L’arcivescovo visita altri oratori estivi dell’arcidiocesi, proponendoli a tutti come esempio di come si costruisca concretamente non solo la pace in un mondo in guerra, ma anche una civiltà differente, fondata sui principi cristiani
di Michele Brambilla
Mons. Mario Delpini valica la soglia degli oratori di Villa Cortese, Legnano e Cerro Maggiore per l’ormai consueta visita pastorale estiva. Un appuntamento al quale l’arcivescovo tiene molto, perché gli permette di ripetere alcuni principi cardini della sua azione pastorale, sedendo a tavola con il clero cittadino e predicando a miriadi di ragazzi, destinati a costruire le comunità di domani.
I bambini e i ragazzi di oggi sono circondati da molte paure, segnati come sono dalla pandemia e dai rumori di guerra mondiale che aleggiano attorno all’escalation in Ucraina. «C’è una paura da cui si sente guarito?», chiedono direttamente a mons. Delpini. L’arcivescovo nel suo discorso, che prende la forma del dialogo, risponde che «la mia vita è sempre stata piuttosto facile, sono nato in una famiglia numerosa con sei figli» senza particolari problemi, ma da giovane aveva paura di parlare in pubblico. Fu presiedendo la preghiera all’oratorio estivo che imparò.
In un mondo attraversato da profonde ostilità, paragonabili ai crepacci lasciati da un fortissimo terremoto, «gli abissi che separano gli uomini sono superabili solo se si va in alto, se si alzano gli occhi al cielo, volando sulle ali degli angeli, se si prega», ribadendo ancora una volta l’importanza di reimpostare tutto su Cristo, vero tesoro da riscoprire per fondare una società più giusta, in cui tutti si sentano accolti e valorizzati.
Prima di visitare gli oratori di Cerro Maggiore, mons. Delpini sosta presso quelli dell’Oltrestazione di Legnano.
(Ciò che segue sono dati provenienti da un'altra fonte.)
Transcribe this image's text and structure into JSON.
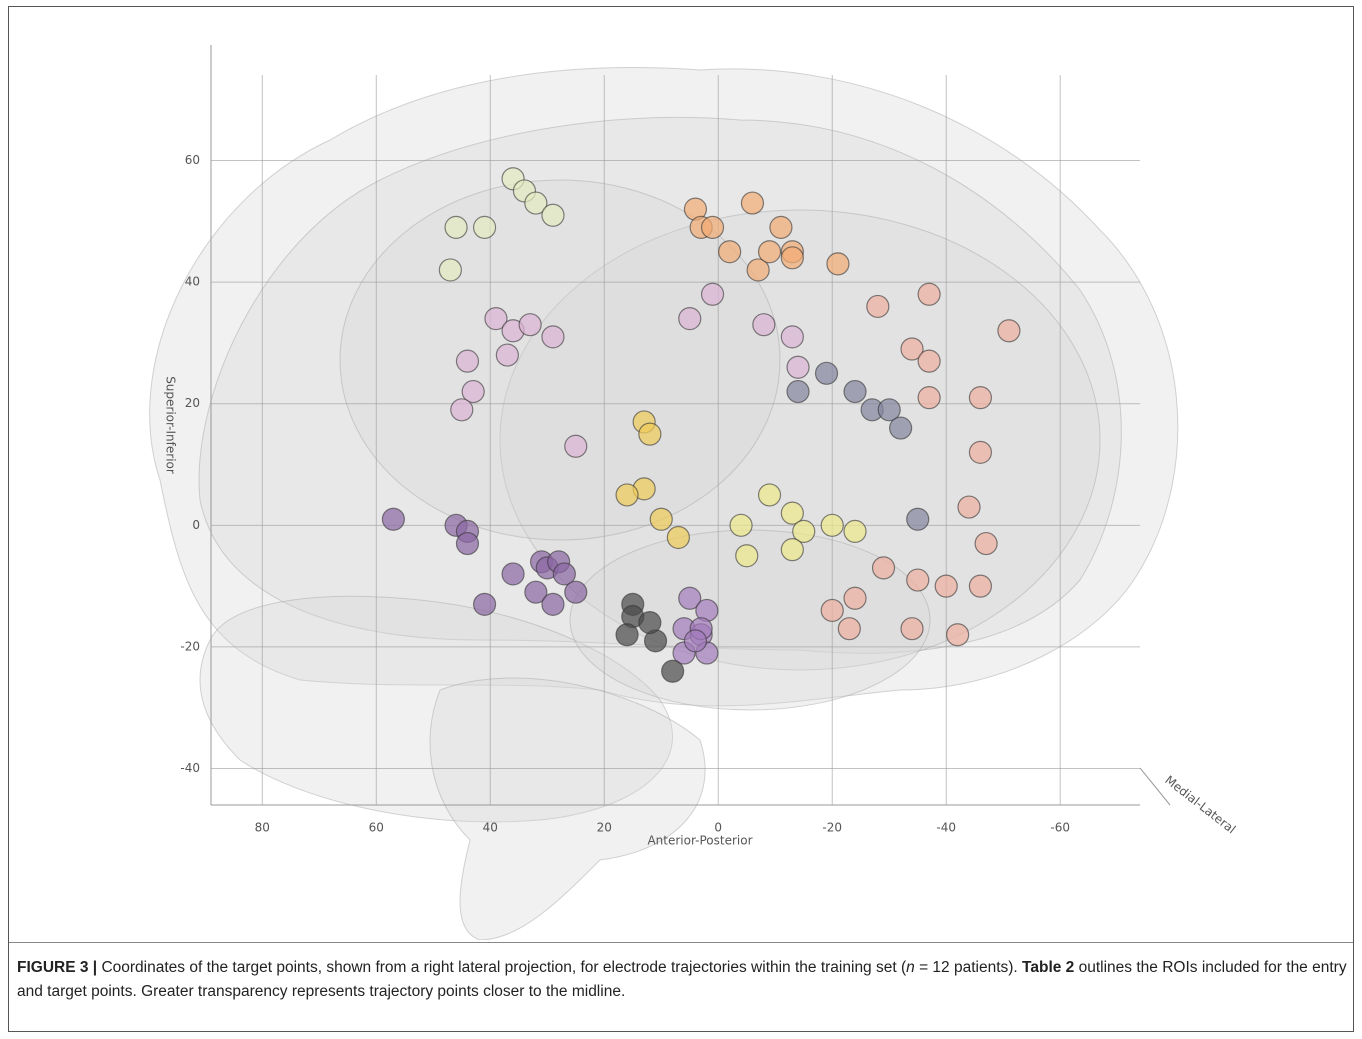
{
  "chart_data": {
    "type": "scatter",
    "xlabel": "Anterior-Posterior",
    "ylabel": "Superior-Inferior",
    "zlabel": "Medial-Lateral",
    "xlim": [
      89,
      -74
    ],
    "xticks": [
      80,
      60,
      40,
      20,
      0,
      -20,
      -40,
      -60
    ],
    "ylim": [
      -46,
      79
    ],
    "yticks": [
      60,
      40,
      20,
      0,
      -20,
      -40
    ],
    "grid": true,
    "series": [
      {
        "color": "#e4ebc0",
        "x": [
          36,
          34,
          32,
          29,
          46,
          41,
          47
        ],
        "y": [
          57,
          55,
          53,
          51,
          49,
          49,
          42
        ]
      },
      {
        "color": "#f2ab74",
        "x": [
          4,
          3,
          1,
          -6,
          -2,
          -7,
          -9,
          -11,
          -13,
          -13,
          -21
        ],
        "y": [
          52,
          49,
          49,
          53,
          45,
          42,
          45,
          49,
          45,
          44,
          43
        ]
      },
      {
        "color": "#eeaf9e",
        "x": [
          -28,
          -37,
          -51,
          -34,
          -37,
          -37,
          -46,
          -46,
          -44,
          -47,
          -46,
          -35,
          -40,
          -29,
          -34,
          -42,
          -24,
          -23,
          -20
        ],
        "y": [
          36,
          38,
          32,
          29,
          27,
          21,
          21,
          12,
          3,
          -3,
          -10,
          -9,
          -10,
          -7,
          -17,
          -18,
          -12,
          -17,
          -14
        ]
      },
      {
        "color": "#dcb4d4",
        "x": [
          1,
          5,
          -8,
          -13,
          -14,
          39,
          36,
          33,
          29,
          37,
          44,
          43,
          45,
          25
        ],
        "y": [
          38,
          34,
          33,
          31,
          26,
          34,
          32,
          33,
          31,
          28,
          27,
          22,
          19,
          13
        ]
      },
      {
        "color": "#85859f",
        "x": [
          -19,
          -14,
          -24,
          -27,
          -30,
          -32,
          -35
        ],
        "y": [
          25,
          22,
          22,
          19,
          19,
          16,
          1
        ]
      },
      {
        "color": "#f0cc58",
        "x": [
          13,
          12,
          13,
          16,
          10,
          7
        ],
        "y": [
          17,
          15,
          6,
          5,
          1,
          -2
        ]
      },
      {
        "color": "#eee88a",
        "x": [
          -9,
          -13,
          -15,
          -20,
          -24,
          -4,
          -5,
          -13
        ],
        "y": [
          5,
          2,
          -1,
          0,
          -1,
          0,
          -5,
          -4
        ]
      },
      {
        "color": "#8a66a2",
        "x": [
          57,
          46,
          44,
          44,
          41,
          36,
          31,
          30,
          28,
          27,
          32,
          29,
          25
        ],
        "y": [
          1,
          0,
          -1,
          -3,
          -13,
          -8,
          -6,
          -7,
          -6,
          -8,
          -11,
          -13,
          -11
        ]
      },
      {
        "color": "#a47cbc",
        "x": [
          5,
          2,
          6,
          3,
          3,
          6,
          2,
          4
        ],
        "y": [
          -12,
          -14,
          -17,
          -18,
          -17,
          -21,
          -21,
          -19
        ]
      },
      {
        "color": "#4a4a4a",
        "x": [
          15,
          15,
          16,
          11,
          8,
          12
        ],
        "y": [
          -13,
          -15,
          -18,
          -19,
          -24,
          -16
        ]
      }
    ]
  },
  "caption": {
    "label": "FIGURE 3 |",
    "text1": " Coordinates of the target points, shown from a right lateral projection, for electrode trajectories within the training set (",
    "italic": "n",
    "text2": " = 12 patients). ",
    "bold": "Table 2",
    "text3": " outlines the ROIs included for the entry and target points. Greater transparency represents trajectory points closer to the midline."
  }
}
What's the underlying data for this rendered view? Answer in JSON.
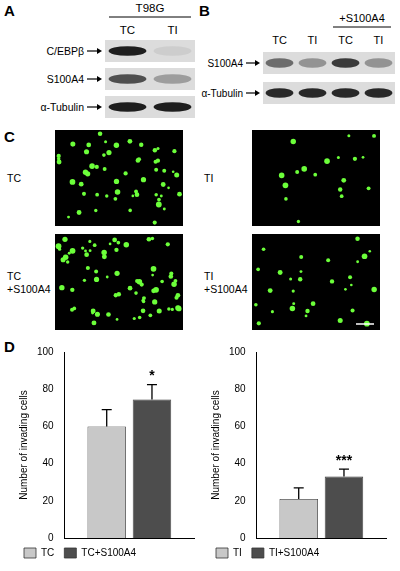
{
  "panels": [
    {
      "label": "A",
      "column_groups": [
        {
          "label": "T98G",
          "columns": [
            "TC",
            "TI"
          ]
        }
      ],
      "rows": [
        "C/EBPβ",
        "S100A4",
        "α-Tubulin"
      ]
    },
    {
      "label": "B",
      "column_groups": [
        {
          "label": null,
          "columns": [
            "TC",
            "TI"
          ]
        },
        {
          "label": "+S100A4",
          "columns": [
            "TC",
            "TI"
          ]
        }
      ],
      "rows": [
        "S100A4",
        "α-Tubulin"
      ]
    },
    {
      "label": "C",
      "images": [
        {
          "lines": [
            "TC"
          ]
        },
        {
          "lines": [
            "TI"
          ]
        },
        {
          "lines": [
            "TC",
            "+S100A4"
          ]
        },
        {
          "lines": [
            "TI",
            "+S100A4"
          ]
        }
      ]
    },
    {
      "label": "D"
    }
  ],
  "chart_data": [
    {
      "type": "bar",
      "y_label": "Number of invading cells",
      "categories": [
        null
      ],
      "series": [
        {
          "name": "TC",
          "color": "#c8c8c8",
          "values": [
            60
          ],
          "error": [
            9
          ]
        },
        {
          "name": "TC+S100A4",
          "color": "#4d4d4d",
          "values": [
            74.5
          ],
          "error": [
            8
          ],
          "annotation": "*"
        }
      ],
      "ylim": [
        0,
        100
      ],
      "yticks": [
        0,
        20,
        40,
        60,
        80,
        100
      ],
      "grid": false,
      "legend": "bottom",
      "tick_labels": "y"
    },
    {
      "type": "bar",
      "y_label": "Number of invading cells",
      "categories": [
        null
      ],
      "series": [
        {
          "name": "TI",
          "color": "#c8c8c8",
          "values": [
            21
          ],
          "error": [
            6
          ]
        },
        {
          "name": "TI+S100A4",
          "color": "#4d4d4d",
          "values": [
            33
          ],
          "error": [
            4
          ],
          "annotation": "***"
        }
      ],
      "ylim": [
        0,
        100
      ],
      "yticks": [
        0,
        20,
        40,
        60,
        80,
        100
      ],
      "grid": false,
      "legend": "bottom",
      "tick_labels": "y"
    }
  ]
}
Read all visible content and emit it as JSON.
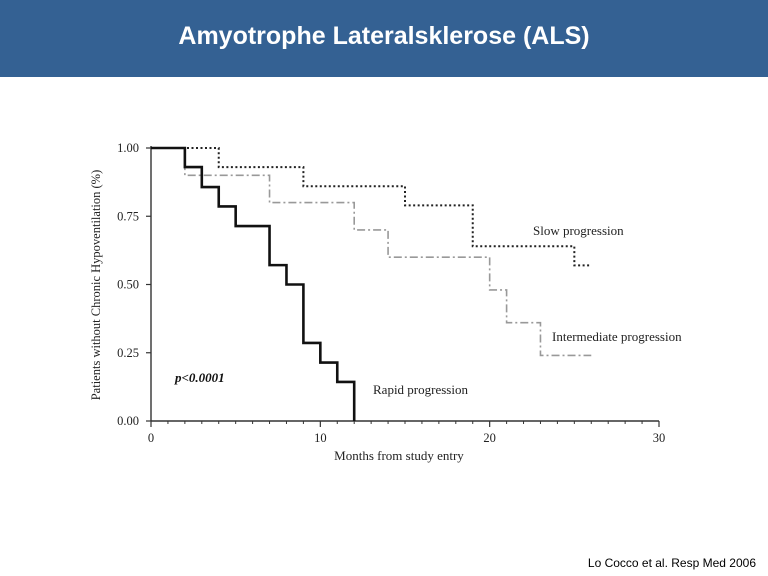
{
  "slide": {
    "title": "Amyotrophe Lateralsklerose (ALS)",
    "header_color": "#346193",
    "citation": "Lo Cocco et al. Resp Med 2006"
  },
  "chart_data": {
    "type": "line",
    "subtype": "kaplan-meier step",
    "xlabel": "Months from study entry",
    "ylabel": "Patients without Chronic Hypoventilation (%)",
    "xlim": [
      0,
      30
    ],
    "ylim": [
      0,
      1
    ],
    "x_ticks": [
      0,
      10,
      20,
      30
    ],
    "x_tick_labels": [
      "0",
      "10",
      "20",
      "30"
    ],
    "y_ticks": [
      0,
      0.25,
      0.5,
      0.75,
      1
    ],
    "y_tick_labels": [
      "0.00",
      "0.25",
      "0.50",
      "0.75",
      "1.00"
    ],
    "grid": false,
    "annotation": "p<0.0001",
    "series": [
      {
        "name": "Slow progression",
        "style": "dotted",
        "color": "#222222",
        "x": [
          0,
          4,
          9,
          15,
          19,
          25,
          26
        ],
        "y": [
          1.0,
          0.93,
          0.86,
          0.79,
          0.64,
          0.57,
          0.57
        ]
      },
      {
        "name": "Intermediate progression",
        "style": "dash-dot",
        "color": "#999999",
        "x": [
          0,
          2,
          7,
          12,
          14,
          20,
          21,
          23,
          26
        ],
        "y": [
          1.0,
          0.9,
          0.8,
          0.7,
          0.6,
          0.48,
          0.36,
          0.24,
          0.24
        ]
      },
      {
        "name": "Rapid progression",
        "style": "solid",
        "color": "#111111",
        "x": [
          0,
          2,
          3,
          4,
          5,
          7,
          8,
          9,
          10,
          11,
          12
        ],
        "y": [
          1.0,
          0.93,
          0.857,
          0.786,
          0.714,
          0.571,
          0.5,
          0.286,
          0.214,
          0.143,
          0.0
        ]
      }
    ]
  }
}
Benché l’arcivescovo visiti quasi tutti gli oratori cittadini, sembra doveroso citare perlomeno la parrocchia dei SS. Martiri Anauniani: benché non molto antica (la prima pietra fu posata dal beato card. Ferrari il 4 settembre 1904 e la chiesa fu consacrata nel 1910), ha una particolare importanza storica, dato che fu retta dal 1960 al 1969 dal futuro card. Giacomo Biffi (1928-2015), il quale in loco si avvide già della necessità di una nuova evangelizzazione, ideando per esempio la Missione di Legnano (1969), senza fare sconti alla mentalità dell’epoca.
Mons. Delpini dice ai sacerdoti e ai ragazzi: «sono contento di essere qui e della scritta “Kaire” che è un annuncio di gioia ed è anche la prima parola che l’angelo dice a Maria. Nella mia immaginetta», ovvero sul “santino” che i collaboratori dell’arcivescovo consegnano ai presenti ad ogni tappa, «le montagne hanno lo stesso colore del cielo, azzurro e bianco, per dire che la terra è piena della gloria di Dio, ossia dell’amore che rende capaci di amare. Vi incarico di portare questo messaggio, specie a chi continua a lamentarsi» vedendo tutto nero, senza adoperarsi nel suo piccolo per una concreta restaurazione sociale. Ogni problematica, infatti, è anche una sfida da saper cogliere e affrontare, affinché il Vangelo torni ad essere il “manuale” di questa disastrata Europa post-moderna.